"""
    Implementation of COMET_SCORE. 
    Use case: Machine Translation Evaluation for Automatic Speech Translation task.
    Requiring: (1) source_sentence, (2) candidates, (3) references
    Acknowledgement: https://github.com/Unbabel/COMET 
"""

from metrics.metrics import Metrics
from utils.custom_logging import write_record_log, append_final_score
from metrics.word_error_rate_metrics import normalize_text
from comet import download_model, load_from_checkpoint
from utils import util


class CometScore(Metrics):
    def __call__(self, candidates, references, source_sentences, instructions=None, *, task_name: str | None = None, model_name: str | None = None, model_responses = None):
        self.instructions = instructions

        # Get individual scores
        normalized_candidates = [normalize_text(c) for c in candidates]
        normalized_references = [normalize_text(r) for r in references]
        normalized_source_sentences = [normalize_text(s) for s in source_sentences]
        self.record_level_scores = self.compute_record_level_scores(normalized_candidates, normalized_references, normalized_source_sentences)
        
        # Calculate the mean score directly to avoid async issues
        scores = self.record_level_scores.get(self.name, [])
        valid_scores = [score for score in scores if score is not None]
        mean_score = sum(valid_scores) / len(valid_scores) if valid_scores else 0.0
        overall_score = {self.name: util.smart_round(mean_score * 100.0, 2)} # scale score to the range of [0,100]

        if task_name and model_name:
            # write_record_log will also write to run.log internally
            write_record_log(self, normalized_references, normalized_candidates, scores, task_name, model_name, instructions=self.instructions)
            # Directly call append_final_score
            append_final_score(self, overall_score, task_name, model_name)
        return overall_score

    def __init__(self, batch_size = 1, num_gpus = 0):
        super().__init__()
        self.name = "comet"
        model_path = download_model("Unbabel/wmt22-comet-da") # range is guaranteed within [0,1]
        self.scorer = load_from_checkpoint(model_path)
        self.record_level_scores = None

        self.batch_size = batch_size
        self.num_gpus = num_gpus


    def compute_record_level_scores(self, candidates: list, references: list, source_sentences: list) -> dict[str, list | None]:
        # Here we can use self.instructions if needed
        """Compute the scores that should be saved in the record level file.

        Args:
            sources:    Source language text from the dataset for MT
            candidates: Generated text from the model
            references: Target language reference text from the dataset

        Returns:
            Scores for each record.

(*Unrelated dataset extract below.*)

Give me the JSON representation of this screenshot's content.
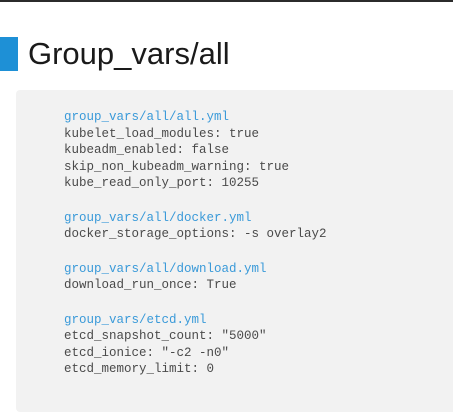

The keys should be the column names that will be saved in the record level file.
        """
        try:
            assert len(candidates) == len(references)
            assert len(source_sentences) == len(references)
        except:
            raise ValueError("Number of samples of sources, candidates, references are not equal.\n Hypothesis:%d \t Source sentence:%d \t Reference:%d"%(len(candidates), len(source_sentences), len(references)))
 
        formatted_data =[
            {
                "src": source_sentences[i], # source_language sentence
                "mt": candidates[i], # hypothesis generated by the model
                "ref": references[i] # target_language reference
            }
            for i in range (len(references))
        ] 

        # We take the overall score across dataset
        model_output = self.scorer.predict(formatted_data, batch_size = self.batch_size, gpus = self.num_gpus)

        return {self.name: model_output.scores}